Los funcionarios bancarios indicaron que se trabaja permanentemente en los sistemas de seguridad, para mejorar y garantizar la no vulneración de los mismos, resaltando que todos los sistemas de seguridad, tanto de la Billetera Virtual Onda, como de la entidad bancaria, cumplen con los parámetros impuestos por el BCRA. Consultado el Licenciado respecto a los recientes problemas de la billetera Onda que generaron inconvenientes a los usuarios, los cuales dieron lugar a numerosas actuaciones desde este Organismo, explicó que los mismos fueron de carácter técnico y tuvieron origen fuera de la entidad, señalando que se encuentran trabajando en la resolución de estas situaciones, tomando contacto directo con cada uno de los clientes que fueron afectados, otorgándoseles a los usuarios damnificados soluciones definitivas. Por otra parte, el Ombudsman Provincial, informó que, el aumento sostenido del fraude financiero está evidenciando que mientras las amenazas evolucionan con velocidad y sofisticación, muchas instituciones aún siguen operando bajo modelos de gestión del riesgo pensados para otra era. En este sentido, la Unidad Fiscal Especializada en Ciberdelincuencia (UFECI) ha registrado en los últimos años más de 30 mil reportes por delitos informáticos, entre estafas por compra-venta por internet, la suplantación de identidad y accesos ilegítimos. Es una realidad que a medida que avanza la adopción de métodos de pago digitales, más se perfecciona el cibercrimen, pero a la hora de buscar cómo frenar este problema, suele mirarse hacia el lado equivocado. No son los delincuentes más sagaces; quizás los bancos son parte del problema.

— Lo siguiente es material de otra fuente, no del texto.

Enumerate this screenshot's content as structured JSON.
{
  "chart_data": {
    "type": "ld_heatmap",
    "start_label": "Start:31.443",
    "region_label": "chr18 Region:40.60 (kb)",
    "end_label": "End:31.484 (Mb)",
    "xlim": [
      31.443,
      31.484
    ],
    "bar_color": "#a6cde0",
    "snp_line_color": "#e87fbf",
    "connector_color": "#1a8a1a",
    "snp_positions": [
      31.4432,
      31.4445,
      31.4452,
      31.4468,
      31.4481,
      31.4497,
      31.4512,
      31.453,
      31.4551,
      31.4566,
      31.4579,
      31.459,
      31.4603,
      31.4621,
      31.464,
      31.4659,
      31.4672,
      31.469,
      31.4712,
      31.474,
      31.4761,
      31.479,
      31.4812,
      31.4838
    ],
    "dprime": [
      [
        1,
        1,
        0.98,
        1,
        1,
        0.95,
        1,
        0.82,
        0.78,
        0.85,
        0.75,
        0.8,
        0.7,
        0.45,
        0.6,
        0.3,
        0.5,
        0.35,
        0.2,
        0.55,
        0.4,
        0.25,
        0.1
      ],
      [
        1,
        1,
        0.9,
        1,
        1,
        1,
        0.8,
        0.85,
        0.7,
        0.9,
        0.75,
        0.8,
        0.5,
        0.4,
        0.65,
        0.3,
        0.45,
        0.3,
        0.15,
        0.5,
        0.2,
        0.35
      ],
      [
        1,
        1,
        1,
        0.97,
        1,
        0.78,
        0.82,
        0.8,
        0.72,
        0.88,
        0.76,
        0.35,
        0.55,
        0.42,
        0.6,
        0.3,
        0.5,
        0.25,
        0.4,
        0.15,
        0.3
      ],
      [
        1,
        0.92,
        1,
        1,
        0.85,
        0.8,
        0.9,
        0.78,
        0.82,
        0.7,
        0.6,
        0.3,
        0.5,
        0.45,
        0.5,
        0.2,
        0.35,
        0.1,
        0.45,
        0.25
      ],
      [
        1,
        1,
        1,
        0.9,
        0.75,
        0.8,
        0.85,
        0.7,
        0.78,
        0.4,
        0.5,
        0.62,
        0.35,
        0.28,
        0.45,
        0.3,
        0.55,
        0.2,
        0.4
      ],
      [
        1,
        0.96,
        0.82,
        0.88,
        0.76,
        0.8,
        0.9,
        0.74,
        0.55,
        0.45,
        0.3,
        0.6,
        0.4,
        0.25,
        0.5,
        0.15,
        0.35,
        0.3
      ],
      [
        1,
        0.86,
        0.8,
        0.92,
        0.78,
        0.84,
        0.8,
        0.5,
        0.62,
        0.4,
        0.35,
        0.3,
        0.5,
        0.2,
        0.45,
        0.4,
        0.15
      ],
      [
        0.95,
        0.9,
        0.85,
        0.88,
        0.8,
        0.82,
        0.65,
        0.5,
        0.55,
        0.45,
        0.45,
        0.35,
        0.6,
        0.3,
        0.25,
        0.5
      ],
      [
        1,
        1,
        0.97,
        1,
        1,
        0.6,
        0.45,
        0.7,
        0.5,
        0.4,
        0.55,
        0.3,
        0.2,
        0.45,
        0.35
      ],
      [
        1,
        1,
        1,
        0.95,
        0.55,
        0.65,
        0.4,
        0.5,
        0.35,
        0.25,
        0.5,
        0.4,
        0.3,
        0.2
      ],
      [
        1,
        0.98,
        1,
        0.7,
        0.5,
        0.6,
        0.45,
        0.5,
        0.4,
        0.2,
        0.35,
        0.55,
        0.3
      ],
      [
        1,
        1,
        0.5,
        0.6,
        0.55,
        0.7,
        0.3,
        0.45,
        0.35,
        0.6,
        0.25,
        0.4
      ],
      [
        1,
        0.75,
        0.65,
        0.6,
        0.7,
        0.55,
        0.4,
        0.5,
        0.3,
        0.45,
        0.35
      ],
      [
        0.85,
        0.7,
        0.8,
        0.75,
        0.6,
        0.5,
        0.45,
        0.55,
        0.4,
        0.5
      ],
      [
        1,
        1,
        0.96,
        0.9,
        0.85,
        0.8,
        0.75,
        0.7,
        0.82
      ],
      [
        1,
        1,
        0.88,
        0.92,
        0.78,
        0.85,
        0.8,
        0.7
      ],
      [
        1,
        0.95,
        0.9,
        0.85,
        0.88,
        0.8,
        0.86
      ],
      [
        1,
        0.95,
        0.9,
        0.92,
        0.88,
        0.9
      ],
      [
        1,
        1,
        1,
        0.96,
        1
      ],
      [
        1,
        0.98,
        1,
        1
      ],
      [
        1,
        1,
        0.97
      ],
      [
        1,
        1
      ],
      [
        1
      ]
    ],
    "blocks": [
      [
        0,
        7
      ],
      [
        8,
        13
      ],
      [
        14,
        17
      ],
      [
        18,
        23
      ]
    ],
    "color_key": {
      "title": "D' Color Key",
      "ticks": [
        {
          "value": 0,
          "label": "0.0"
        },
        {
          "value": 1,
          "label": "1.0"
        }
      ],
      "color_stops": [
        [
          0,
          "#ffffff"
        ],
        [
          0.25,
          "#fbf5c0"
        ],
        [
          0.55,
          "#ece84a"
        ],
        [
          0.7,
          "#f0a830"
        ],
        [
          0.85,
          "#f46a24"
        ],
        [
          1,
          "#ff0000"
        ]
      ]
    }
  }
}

El crecimiento del fraude se debe más a una cultura institucional excesivamente conservadora que a un asunto técnico, porque los bancos vienen tratando el fraude como un riesgo tolerable y presupuestable en lugar de asumirlo como una prioridad de liderazgo. Esta es una mentalidad que hoy es insuficiente, teniendo en cuenta la velocidad del ecosistema bancario donde los pagos en tiempo real, las identidades sintéticas y el uso extensivo de Inteligencia Artificial por parte de redes criminales altamente coordinadas es una constante. Por ello, el problema se agrava cuando la prevención del fraude queda fragmentada entre áreas legales, de riesgo u operaciones, diseñadas para evitar exposición y retrasar decisiones. En estos esquemas, los equipos responsables carecen de autonomía, presupuesto y capacidad de innovación, lo que se traduce en respuestas lentas, modelos que tardan meses en actualizarse y arquitecturas tecnológicas que no acompañan la velocidad de los ataques actuales. Los sistemas basados en reglas rígidas generan altos niveles de falsos positivos y rechazos innecesarios. Con esto, se afecta la confianza del cliente y se elevan los costos operativos. Mientras tanto, los ciberdelincuentes operan con modelos ágiles, descentralizados y en tiempo real, muy similares a los de una startup tecnológica. Las instituciones que no reaccionan a tiempo pierden dinero, credibilidad, depósitos y margen operativo. Incluso, el incremento de litigios asociados a fallas en la protección contra el fraude comienza a generar impactos que trascienden el balance financiero, afectando costos de adquisición y reservas de capital. Esto implica pasar de estructuras orientadas a auditorías y documentación a modelos de gestión basados en inteligencia en tiempo real, análisis de comportamiento y toma de decisiones integrada al negocio.

Algunas entidades ya están avanzando en esta dirección, transformando sus equipos antifraude en unidades ágiles, con enfoque de producto y responsabilidad directa sobre resultados. Estas capacidades permiten detectar fraudes con mayor precisión y habilitar nuevos casos de uso, como procesos de onboarding más fluidos, aprobaciones de crédito en tiempo real y experiencias personalizadas basadas en patrones de comportamiento. Para el sistema financiero argentino, la inacción puede convertirse en pérdidas, el fraude no puede seguir tratándose como un simple requisito de cumplimiento. Afrontar esta problemática es una verdadera prueba de liderazgo. La reputación está en juego y, si se pierde, con ella se va la confianza, que es lo más difícil de recuperar.